On appeal from: [2010] EWCA Civ 804

The respondent police officer issued a claim for libel against the appellant publisher, complaining that an article meant there were strong grounds to suspect he had abused his position as a police officer. The High Court found that the publication of the article  was protected by Reynolds privilege, but this was overturned by the Court of Appeal.

The Supreme Court unanimously allowed the appeal; the article was protected by Reynolds privilege.

How to approach the question of meaning
It was commonplace for Reynolds privilege to be determined as a preliminary issue but this made it necessary to determine the meaning of the article, which would also be relevant to verification. The sensible way of achieving this was for the parties to agree to trial by judge alone, who could then resolve any dispute as to meaning at the same time.

The public interest test
In terms of public interest, each case will turn on its own facts. This story was of high public importance and the allegations against the respondent were the whole story. They were published with the legitimate aim of ensuring the allegations were properly investigated by the police in circumstances where the journalist had good reason to doubt that they were being. Naming the respondent was also justified as he would be identified in any event by his fellow officers and suspicion should not fall on other members of his unit.

Verification required to discharge the requirements of responsible journalism
privilege absolved the publisher from the need to justify his defamatory publication, but the privilege would normally only be earned where the publisher had taken reasonable steps to satisfy himself that the allegation was true before he published it.

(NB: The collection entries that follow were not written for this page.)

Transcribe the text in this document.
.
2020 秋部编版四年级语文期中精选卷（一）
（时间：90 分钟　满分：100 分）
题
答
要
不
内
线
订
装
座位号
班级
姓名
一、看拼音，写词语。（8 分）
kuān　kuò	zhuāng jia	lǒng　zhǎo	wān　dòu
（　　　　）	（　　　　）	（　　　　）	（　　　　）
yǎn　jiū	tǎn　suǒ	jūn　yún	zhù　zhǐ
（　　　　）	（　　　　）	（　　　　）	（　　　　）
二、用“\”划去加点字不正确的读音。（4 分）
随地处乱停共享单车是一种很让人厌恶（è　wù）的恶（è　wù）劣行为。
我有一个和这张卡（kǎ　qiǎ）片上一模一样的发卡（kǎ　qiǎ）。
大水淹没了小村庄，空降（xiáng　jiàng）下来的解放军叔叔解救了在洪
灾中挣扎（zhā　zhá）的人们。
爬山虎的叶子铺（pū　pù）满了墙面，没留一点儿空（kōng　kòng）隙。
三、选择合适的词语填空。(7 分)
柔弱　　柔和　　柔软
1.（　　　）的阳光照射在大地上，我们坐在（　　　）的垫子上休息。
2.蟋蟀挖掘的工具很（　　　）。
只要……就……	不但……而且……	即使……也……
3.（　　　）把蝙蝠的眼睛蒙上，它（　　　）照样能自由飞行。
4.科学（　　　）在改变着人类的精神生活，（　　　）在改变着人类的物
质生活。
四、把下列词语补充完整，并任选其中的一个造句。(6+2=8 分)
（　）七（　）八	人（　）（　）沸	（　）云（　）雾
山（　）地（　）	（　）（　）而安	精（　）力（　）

The hard and fast principles relating to the defence of justification do not apply when considering verification. They would impose too strict a fetter on freedom of expression. Where a journalist alleges that there are grounds for suspecting that a person has been guilty of misconduct, the responsible journalist should satisfy himself that such grounds exist, but this does not necessarily require that he should know what those grounds are. Their existence can be based on information from reliable sources, or inferred from the fact of a police investigation in circumstances where such inference was reasonable. In this case the judge found that the supporting facts were true and verified as such.